На обширной территории, обнесенной высоким забором, выстроился целый городок из проволочных клеток — домиков, называемых шедами. Необычайно «население» этого городка — здесь живет более четырех тысяч норок и свыше пятисот песцов.
Если вы попадете в Озерское отделение Южно-Сахалинского зверосовхоза весной, зоотехник Жанна Ипполитова, конечно, покажет вам святая святых хозяйства, своеобразный пушной «элеватор», где только что снятые шкурки проходят тщательнейшую обработку.
Чем дальше к югу уходит дорога, тем уже становится песчаная коса. Волны грохочут совсем рядом, бросаются с ревом на берег, и кажется, что очередной бутылочно-зеленый вал перехлестнет косу, докатится до реки. Но вот дорога обрывается, упирается в воду — пролив. Протока шириной метров пятьдесят соединила море с просторной круглой лагуной Буссе. Напротив, через пролив — Муравьево — горсточка рыбацких домов и склады анфельции — водоросли, из которой получают агар-агар.
Перебраться в поселок нетрудно — в лагуне всегда оживленно, вас быстро заметят, и какая-нибудь лодка подойдет за приезжим — не так уж часты здесь гости.
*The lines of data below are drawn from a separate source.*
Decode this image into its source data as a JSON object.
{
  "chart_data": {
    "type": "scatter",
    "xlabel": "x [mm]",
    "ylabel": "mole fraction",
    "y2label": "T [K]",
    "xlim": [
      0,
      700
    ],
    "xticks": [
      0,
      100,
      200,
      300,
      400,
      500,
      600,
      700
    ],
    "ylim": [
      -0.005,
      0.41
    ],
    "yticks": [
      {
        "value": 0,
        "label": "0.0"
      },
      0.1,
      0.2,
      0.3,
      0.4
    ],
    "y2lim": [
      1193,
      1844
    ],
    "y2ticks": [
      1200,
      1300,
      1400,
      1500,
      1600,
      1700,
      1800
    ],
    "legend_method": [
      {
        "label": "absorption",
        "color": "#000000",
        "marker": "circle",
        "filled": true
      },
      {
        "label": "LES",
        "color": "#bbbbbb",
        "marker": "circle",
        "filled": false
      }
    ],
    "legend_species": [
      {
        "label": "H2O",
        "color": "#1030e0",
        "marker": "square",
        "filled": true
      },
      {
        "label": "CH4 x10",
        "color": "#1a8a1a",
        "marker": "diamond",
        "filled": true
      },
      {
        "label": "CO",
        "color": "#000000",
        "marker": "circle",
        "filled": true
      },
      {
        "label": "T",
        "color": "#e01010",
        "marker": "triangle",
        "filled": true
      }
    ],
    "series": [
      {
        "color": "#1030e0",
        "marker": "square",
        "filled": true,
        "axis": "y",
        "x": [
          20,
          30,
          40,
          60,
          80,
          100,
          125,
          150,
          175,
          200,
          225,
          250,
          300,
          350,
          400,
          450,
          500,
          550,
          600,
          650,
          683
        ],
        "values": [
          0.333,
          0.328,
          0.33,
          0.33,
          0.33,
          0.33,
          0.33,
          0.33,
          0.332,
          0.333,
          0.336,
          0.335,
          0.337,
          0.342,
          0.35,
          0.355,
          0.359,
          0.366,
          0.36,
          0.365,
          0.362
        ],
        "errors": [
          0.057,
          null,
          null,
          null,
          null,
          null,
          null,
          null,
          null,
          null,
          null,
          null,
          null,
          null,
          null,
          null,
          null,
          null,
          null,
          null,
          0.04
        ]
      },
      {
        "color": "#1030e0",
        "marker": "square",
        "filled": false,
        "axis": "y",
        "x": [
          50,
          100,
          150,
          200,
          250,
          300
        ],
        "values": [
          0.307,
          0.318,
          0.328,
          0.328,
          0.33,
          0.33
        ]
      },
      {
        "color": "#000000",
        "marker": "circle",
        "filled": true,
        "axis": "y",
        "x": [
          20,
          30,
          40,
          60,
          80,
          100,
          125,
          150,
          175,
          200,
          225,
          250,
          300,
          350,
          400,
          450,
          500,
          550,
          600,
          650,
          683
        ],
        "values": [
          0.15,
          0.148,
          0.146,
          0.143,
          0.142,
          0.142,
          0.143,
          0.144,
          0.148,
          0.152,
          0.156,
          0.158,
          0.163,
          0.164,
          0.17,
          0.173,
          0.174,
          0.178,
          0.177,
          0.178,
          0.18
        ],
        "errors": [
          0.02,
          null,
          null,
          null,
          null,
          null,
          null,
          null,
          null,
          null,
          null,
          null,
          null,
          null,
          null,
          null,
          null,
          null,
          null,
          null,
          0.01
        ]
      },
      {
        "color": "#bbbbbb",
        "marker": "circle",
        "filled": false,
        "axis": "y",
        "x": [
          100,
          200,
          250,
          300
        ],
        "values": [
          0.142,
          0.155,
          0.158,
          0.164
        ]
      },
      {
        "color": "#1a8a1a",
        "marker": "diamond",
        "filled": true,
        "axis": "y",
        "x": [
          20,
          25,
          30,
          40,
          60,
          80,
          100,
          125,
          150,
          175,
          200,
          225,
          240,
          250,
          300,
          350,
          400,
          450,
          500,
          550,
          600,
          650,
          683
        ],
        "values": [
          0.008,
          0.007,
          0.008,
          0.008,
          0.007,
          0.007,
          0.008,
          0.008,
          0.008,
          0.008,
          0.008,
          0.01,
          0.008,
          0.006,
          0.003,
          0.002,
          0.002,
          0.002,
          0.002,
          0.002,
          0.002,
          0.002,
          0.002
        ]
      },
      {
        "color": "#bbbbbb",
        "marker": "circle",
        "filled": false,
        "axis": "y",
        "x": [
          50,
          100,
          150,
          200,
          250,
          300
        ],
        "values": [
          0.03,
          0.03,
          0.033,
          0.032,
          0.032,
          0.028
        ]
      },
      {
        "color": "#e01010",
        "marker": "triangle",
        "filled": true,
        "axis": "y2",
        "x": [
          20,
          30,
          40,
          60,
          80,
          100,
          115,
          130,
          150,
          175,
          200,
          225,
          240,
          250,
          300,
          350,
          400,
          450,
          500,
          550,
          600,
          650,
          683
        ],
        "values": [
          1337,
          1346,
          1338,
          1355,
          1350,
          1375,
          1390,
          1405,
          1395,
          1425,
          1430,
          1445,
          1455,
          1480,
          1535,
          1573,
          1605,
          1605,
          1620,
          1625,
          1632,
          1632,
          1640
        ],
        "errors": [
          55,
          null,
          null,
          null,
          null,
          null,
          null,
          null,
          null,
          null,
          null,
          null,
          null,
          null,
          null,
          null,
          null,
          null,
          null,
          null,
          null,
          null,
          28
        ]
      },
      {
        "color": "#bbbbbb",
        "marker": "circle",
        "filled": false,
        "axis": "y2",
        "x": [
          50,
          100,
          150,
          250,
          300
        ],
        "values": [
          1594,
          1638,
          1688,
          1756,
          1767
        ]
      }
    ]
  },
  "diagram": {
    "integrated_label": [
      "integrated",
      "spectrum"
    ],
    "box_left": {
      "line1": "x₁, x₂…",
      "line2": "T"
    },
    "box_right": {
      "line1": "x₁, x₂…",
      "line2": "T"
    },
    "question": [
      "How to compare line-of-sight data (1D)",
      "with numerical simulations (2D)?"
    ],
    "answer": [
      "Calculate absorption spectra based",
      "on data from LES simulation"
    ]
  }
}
Вот почему новому человеку всегда рады в Муравьеве, хотя дел у рыбаков круглый год хоть отбавляй.
Весной, лишь только сойдет лед, на воду спускают тяжелые и широкие баркасы. С раннего утра покачиваются они на волнах лагуны, а к вечеру возвращаются в поселок, заваленные охапками тонкой коричневатой водоросли. Пока не стемнело, рыбаки спешат разложить анфельцию на берегу для просушки, как сено. А утром баркасы вновь выйдут на лов.
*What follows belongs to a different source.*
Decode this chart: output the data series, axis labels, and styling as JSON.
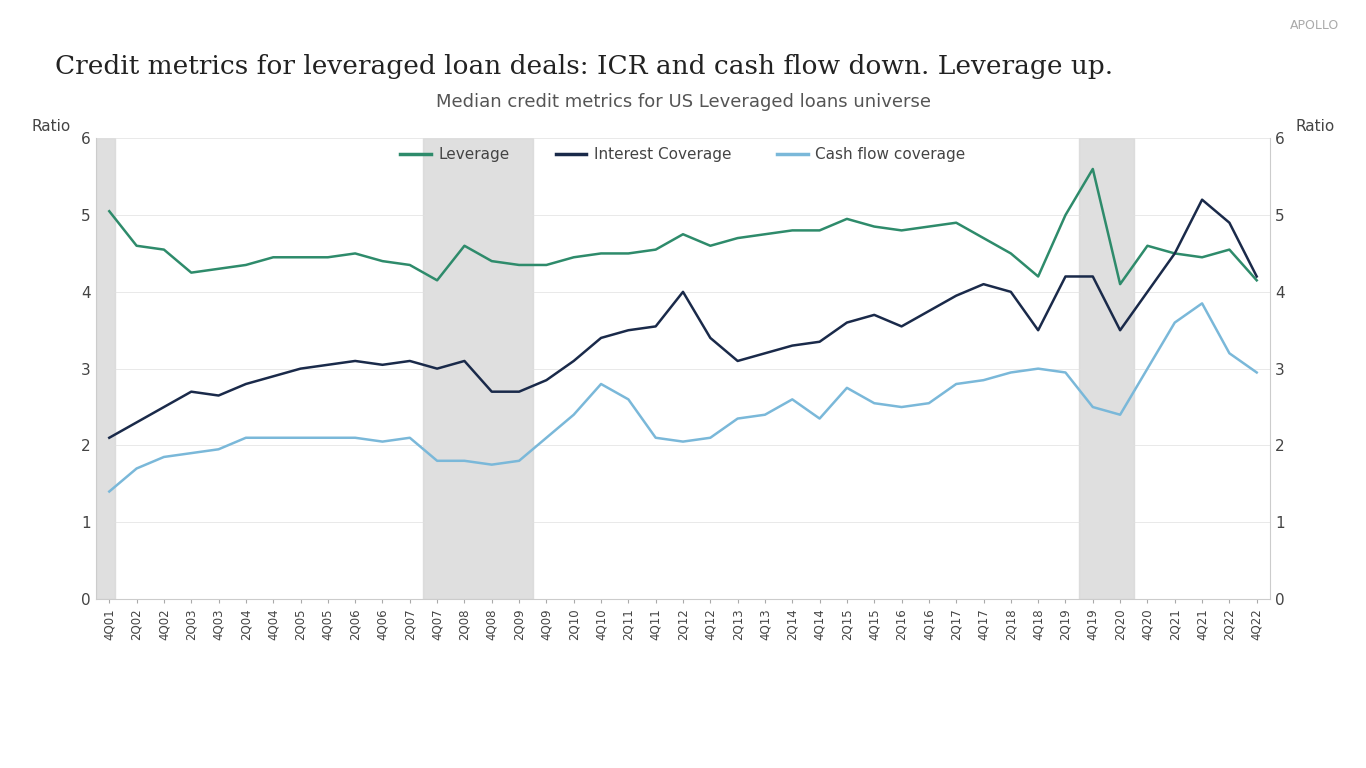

Целыми днями крутится в лагуне моторка начальника биологической станции Ивана Иванова. На карте, разложенной на носу лодки, вся лагуна разделена на несколько полей, с которых поочередно собирается водоросль. Задача станции — следить за сохранением запасов анфельции, своевременно делать подсевы, указывать рыбакам наиболее богатые места.